[Crítica] Resident Evil 5: Retribuição

Resident Evil 5 Retribuição 1

As cenas iniciais de Residente Evil 5 Retribuição começam em câmera reversa, em mais um dos muitos recursos videoclípticos tão comuns na carreira de Paul W. S. Anderson. Curioso é que a feitoria desta introdução é bem executada, apesar de cortar o clímax desta reapresentação da saga que teve cinco exibições em live action.

Alice (Milla Jojovich) ressume seu papel de moça imortal, se apresentando são e salva após um dos muitos ataques da Umbrella, e logo já é posta para sofrer exames que viriam a comprovar sua saúde.  Os testes psicológicos realizados nela fazem claras alusões ao filme de Snyder Madrugada dos Mortos, em uma apresentação tosca, mas que está longe de representar os maiores erros de Resident Evil 5.

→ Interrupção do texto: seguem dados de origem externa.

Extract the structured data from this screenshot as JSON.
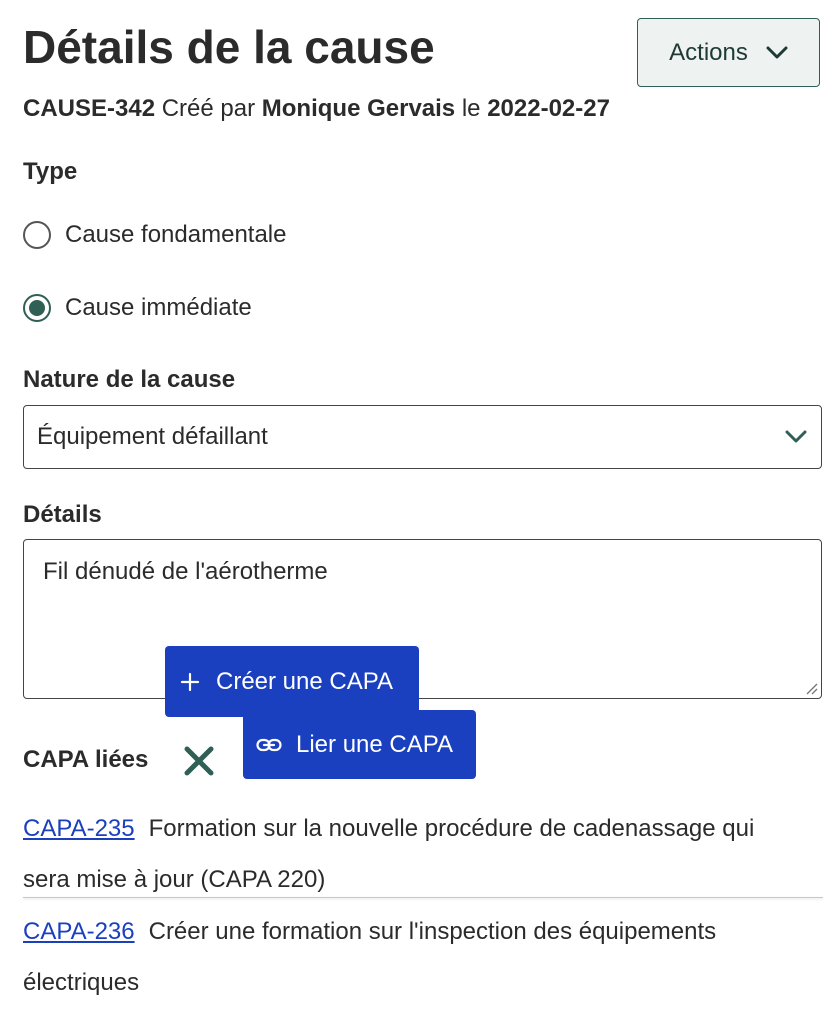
{
  "header": {
    "title": "Détails de la cause",
    "actions_label": "Actions"
  },
  "meta": {
    "id": "CAUSE-342",
    "created_by_prefix": "Créé par",
    "author": "Monique Gervais",
    "date_prefix": "le",
    "date": "2022-02-27"
  },
  "type": {
    "label": "Type",
    "options": [
      {
        "label": "Cause fondamentale",
        "checked": false
      },
      {
        "label": "Cause immédiate",
        "checked": true
      }
    ]
  },
  "nature": {
    "label": "Nature de la cause",
    "selected": "Équipement défaillant"
  },
  "details": {
    "label": "Détails",
    "value": "Fil dénudé de l'aérotherme"
  },
  "popup": {
    "create_label": "Créer une CAPA",
    "link_label": "Lier une CAPA"
  },
  "capa": {
    "label": "CAPA liées",
    "items": [
      {
        "id": "CAPA-235",
        "text_line1": "Formation sur la nouvelle procédure de cadenassage qui",
        "text_line2": "sera mise à jour (CAPA 220)"
      },
      {
        "id": "CAPA-236",
        "text_line1": "Créer une formation sur l'inspection des équipements",
        "text_line2": "électriques"
      }
    ]
  },
  "colors": {
    "accent": "#2f5f55",
    "primary_button": "#1a3fbf",
    "link": "#1a3fbf"
  }
}
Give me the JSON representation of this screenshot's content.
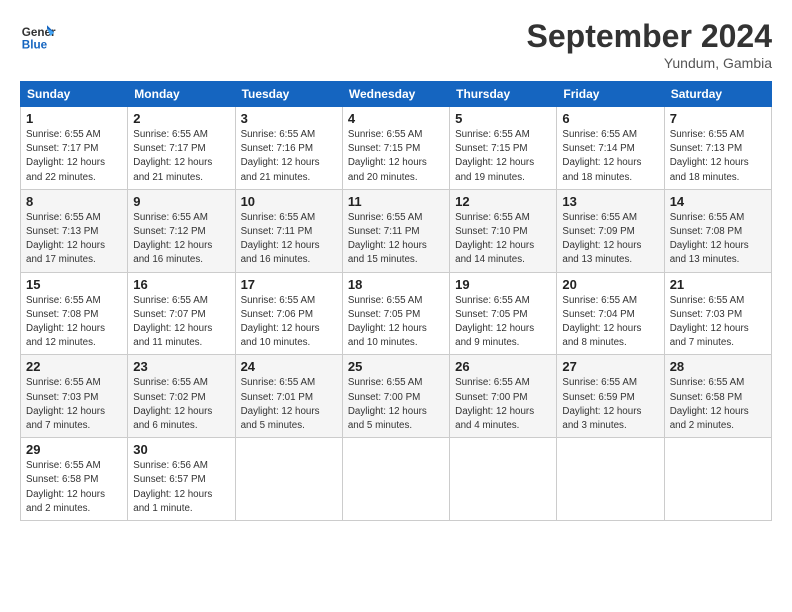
{
  "header": {
    "logo_line1": "General",
    "logo_line2": "Blue",
    "month": "September 2024",
    "location": "Yundum, Gambia"
  },
  "weekdays": [
    "Sunday",
    "Monday",
    "Tuesday",
    "Wednesday",
    "Thursday",
    "Friday",
    "Saturday"
  ],
  "weeks": [
    [
      {
        "day": "1",
        "info": "Sunrise: 6:55 AM\nSunset: 7:17 PM\nDaylight: 12 hours\nand 22 minutes."
      },
      {
        "day": "2",
        "info": "Sunrise: 6:55 AM\nSunset: 7:17 PM\nDaylight: 12 hours\nand 21 minutes."
      },
      {
        "day": "3",
        "info": "Sunrise: 6:55 AM\nSunset: 7:16 PM\nDaylight: 12 hours\nand 21 minutes."
      },
      {
        "day": "4",
        "info": "Sunrise: 6:55 AM\nSunset: 7:15 PM\nDaylight: 12 hours\nand 20 minutes."
      },
      {
        "day": "5",
        "info": "Sunrise: 6:55 AM\nSunset: 7:15 PM\nDaylight: 12 hours\nand 19 minutes."
      },
      {
        "day": "6",
        "info": "Sunrise: 6:55 AM\nSunset: 7:14 PM\nDaylight: 12 hours\nand 18 minutes."
      },
      {
        "day": "7",
        "info": "Sunrise: 6:55 AM\nSunset: 7:13 PM\nDaylight: 12 hours\nand 18 minutes."
      }
    ],
    [
      {
        "day": "8",
        "info": "Sunrise: 6:55 AM\nSunset: 7:13 PM\nDaylight: 12 hours\nand 17 minutes."
      },
      {
        "day": "9",
        "info": "Sunrise: 6:55 AM\nSunset: 7:12 PM\nDaylight: 12 hours\nand 16 minutes."
      },
      {
        "day": "10",
        "info": "Sunrise: 6:55 AM\nSunset: 7:11 PM\nDaylight: 12 hours\nand 16 minutes."
      },
      {
        "day": "11",
        "info": "Sunrise: 6:55 AM\nSunset: 7:11 PM\nDaylight: 12 hours\nand 15 minutes."
      },
      {
        "day": "12",
        "info": "Sunrise: 6:55 AM\nSunset: 7:10 PM\nDaylight: 12 hours\nand 14 minutes."
      },
      {
        "day": "13",
        "info": "Sunrise: 6:55 AM\nSunset: 7:09 PM\nDaylight: 12 hours\nand 13 minutes."
      },
      {
        "day": "14",
        "info": "Sunrise: 6:55 AM\nSunset: 7:08 PM\nDaylight: 12 hours\nand 13 minutes."
      }
    ],
    [
      {
        "day": "15",
        "info": "Sunrise: 6:55 AM\nSunset: 7:08 PM\nDaylight: 12 hours\nand 12 minutes."
      },
      {
        "day": "16",
        "info": "Sunrise: 6:55 AM\nSunset: 7:07 PM\nDaylight: 12 hours\nand 11 minutes."
      },
      {
        "day": "17",
        "info": "Sunrise: 6:55 AM\nSunset: 7:06 PM\nDaylight: 12 hours\nand 10 minutes."
      },
      {
        "day": "18",
        "info": "Sunrise: 6:55 AM\nSunset: 7:05 PM\nDaylight: 12 hours\nand 10 minutes."
      },
      {
        "day": "19",
        "info": "Sunrise: 6:55 AM\nSunset: 7:05 PM\nDaylight: 12 hours\nand 9 minutes."
      },
      {
        "day": "20",
        "info": "Sunrise: 6:55 AM\nSunset: 7:04 PM\nDaylight: 12 hours\nand 8 minutes."
      },
      {
        "day": "21",
        "info": "Sunrise: 6:55 AM\nSunset: 7:03 PM\nDaylight: 12 hours\nand 7 minutes."
      }
    ],
    [
      {
        "day": "22",
        "info": "Sunrise: 6:55 AM\nSunset: 7:03 PM\nDaylight: 12 hours\nand 7 minutes."
      },
      {
        "day": "23",
        "info": "Sunrise: 6:55 AM\nSunset: 7:02 PM\nDaylight: 12 hours\nand 6 minutes."
      },
      {
        "day": "24",
        "info": "Sunrise: 6:55 AM\nSunset: 7:01 PM\nDaylight: 12 hours\nand 5 minutes."
      },
      {
        "day": "25",
        "info": "Sunrise: 6:55 AM\nSunset: 7:00 PM\nDaylight: 12 hours\nand 5 minutes."
      },
      {
        "day": "26",
        "info": "Sunrise: 6:55 AM\nSunset: 7:00 PM\nDaylight: 12 hours\nand 4 minutes."
      },
      {
        "day": "27",
        "info": "Sunrise: 6:55 AM\nSunset: 6:59 PM\nDaylight: 12 hours\nand 3 minutes."
      },
      {
        "day": "28",
        "info": "Sunrise: 6:55 AM\nSunset: 6:58 PM\nDaylight: 12 hours\nand 2 minutes."
      }
    ],
    [
      {
        "day": "29",
        "info": "Sunrise: 6:55 AM\nSunset: 6:58 PM\nDaylight: 12 hours\nand 2 minutes."
      },
      {
        "day": "30",
        "info": "Sunrise: 6:56 AM\nSunset: 6:57 PM\nDaylight: 12 hours\nand 1 minute."
      },
      {
        "day": "",
        "info": ""
      },
      {
        "day": "",
        "info": ""
      },
      {
        "day": "",
        "info": ""
      },
      {
        "day": "",
        "info": ""
      },
      {
        "day": "",
        "info": ""
      }
    ]
  ]
}
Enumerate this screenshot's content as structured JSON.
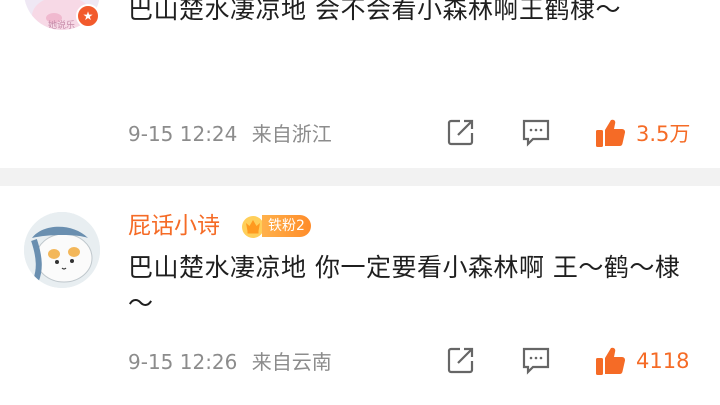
{
  "comments": [
    {
      "content": "巴山楚水凄凉地 会不会看小森林啊王鹤棣～",
      "date": "9-15 12:24",
      "location": "来自浙江",
      "likes": "3.5万"
    },
    {
      "username": "屁话小诗",
      "badge": "铁粉2",
      "content": "巴山楚水凄凉地 你一定要看小森林啊 王～鹤～棣～",
      "date": "9-15 12:26",
      "location": "来自云南",
      "likes": "4118"
    }
  ],
  "colors": {
    "accent": "#f56b26",
    "meta": "#8c8c8c",
    "divider": "#f2f2f2"
  },
  "icons": [
    "verified-badge-icon",
    "crown-icon",
    "share-icon",
    "comment-icon",
    "thumbs-up-icon"
  ]
}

O clichê da clonagem, antes só dedicado a Milla e sua Alice foi amplificado, com o único pretexto de causar no fã da série um ar nostálgico. As falas da heroína estão ainda piores, atestando a sua classificação como mulher badass. Alguns personagens que tinham desaparecido na franquia são resgatados, somente para serem descaracterizados. Resident Evil 5: Retribuição é como uma reciclagem mal executada, retomando de maneira porca o que deu certo nos primeiros filmes.

Os tiroteios são risíveis, as lutas terminam com poses de vitória semelhantes aos vistos em Power Ranges e os show-off de armas são tão frequentes que fazem a fita parecer um comercial da indústria armamentista norte-americana.  A cena da fábrica de clones é completamente dispensável, mal feita e irritante. Mesmo após 10 anos da franquia no Cinema, P.W.S. Anderson e sua equipe de produção continuam cometendo os mesmo erros primários de Resident Evil: O Hospede Maldito.

Incongruências sobram, como o exemplo de o robô de controle que fica exposto o tempo inteiro. Outro factoide jamais explicado é como a Umbrella sobrevive ao fim do mundo e prossegue com dinheiro para executar tantas novas invenções, a despeito de todas as ideias estúpidas e administradores imbecis. Mistério é o motivo que fez o diretor achar que seria interessante mostrar os efeitos dos golpes com um panorama em raio-x esverdeado, aludindo talvez a expectativa de que o público que consome os filmes da franquia seja formado por pessoas mentalmente debilitados.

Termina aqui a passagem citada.